Prezydent USA przybył wczoraj na kilka godzin do Kabulu z niezapowiedzianą wizytą. Barack Obama rozmawiał z prezydentem Afganistanu Hamidem Karzajem. Spotkał się też z afgańskim rządem i amerykańskim personelem wojskowym. Była to pierwsza wizyta w Afganistanie od czasu objęcia prezydentury w styczniu ubiegłego roku.

Tuż po przylocie Obama spotkał się z Hamidem Karzajem. Pochwalił prezydenta Afganistanu za osiągnięty w kraju postęp i zaprosił go do USA na rozmowy w maju. Prezydent USA wezwał przywódcę Afganistanu również do poczynienia dalszych postępów w walce z korupcją i handlem narkotykowym.

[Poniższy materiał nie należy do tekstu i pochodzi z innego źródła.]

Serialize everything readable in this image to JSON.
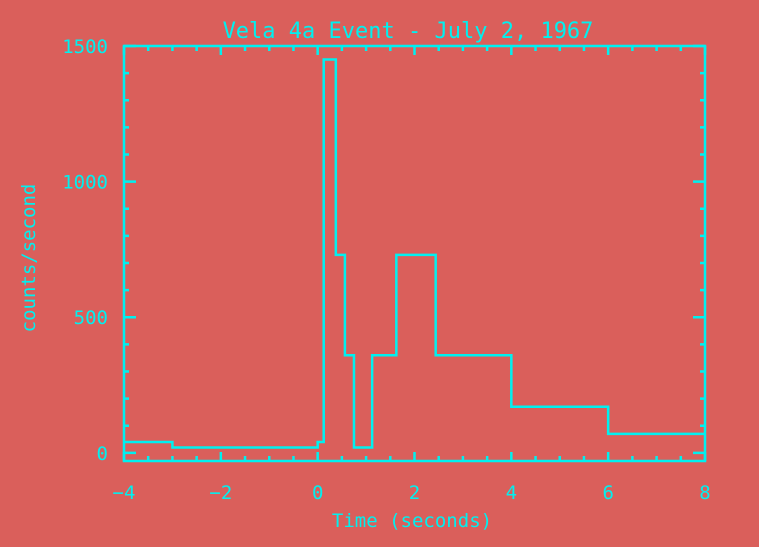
{
  "chart_data": {
    "type": "line",
    "step": true,
    "title": "Vela 4a Event - July 2, 1967",
    "xlabel": "Time (seconds)",
    "ylabel": "counts/second",
    "xlim": [
      -4,
      8
    ],
    "ylim": [
      -30,
      1500
    ],
    "xticks": [
      -4,
      -2,
      0,
      2,
      4,
      6,
      8
    ],
    "xtick_labels": [
      "−4",
      "−2",
      "0",
      "2",
      "4",
      "6",
      "8"
    ],
    "yticks": [
      0,
      500,
      1000,
      1500
    ],
    "ytick_labels": [
      "0",
      "500",
      "1000",
      "1500"
    ],
    "grid": false,
    "color": "#00f0f0",
    "background": "#da5f5b",
    "series": [
      {
        "bin_edges": [
          -4,
          -3,
          -1,
          0,
          0.125,
          0.375,
          0.5625,
          0.75,
          1.125,
          1.625,
          2.4375,
          4,
          6,
          8
        ],
        "values": [
          40,
          20,
          20,
          40,
          1450,
          730,
          360,
          20,
          360,
          730,
          360,
          170,
          70
        ]
      }
    ]
  }
}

W bazie lotniczej Bagram, na północ od Kabulu, Obama spotkał się z amerykańskimi żołnierzami i znowu bronił swojej decyzji z grudnia ubiegłego roku o zwiększeniu kontyngentu. Słowa skierował do blisko 100 tysięcy żołnierzy, którzy obecnie służą w Afganistanie. Każdy z was reprezentuje wartości, których Ameryka tak rozpaczliwie potrzebuje - poświęcenia, bezinteresowności, honoru. I to jest to, co ja widzę tutaj. To jest to, co reprezentujecie - stwierdził Obama. Dodał, że jest pewny, że USA i sojusznicy odniosą sukces w walce z talibami i Al-Kaidą.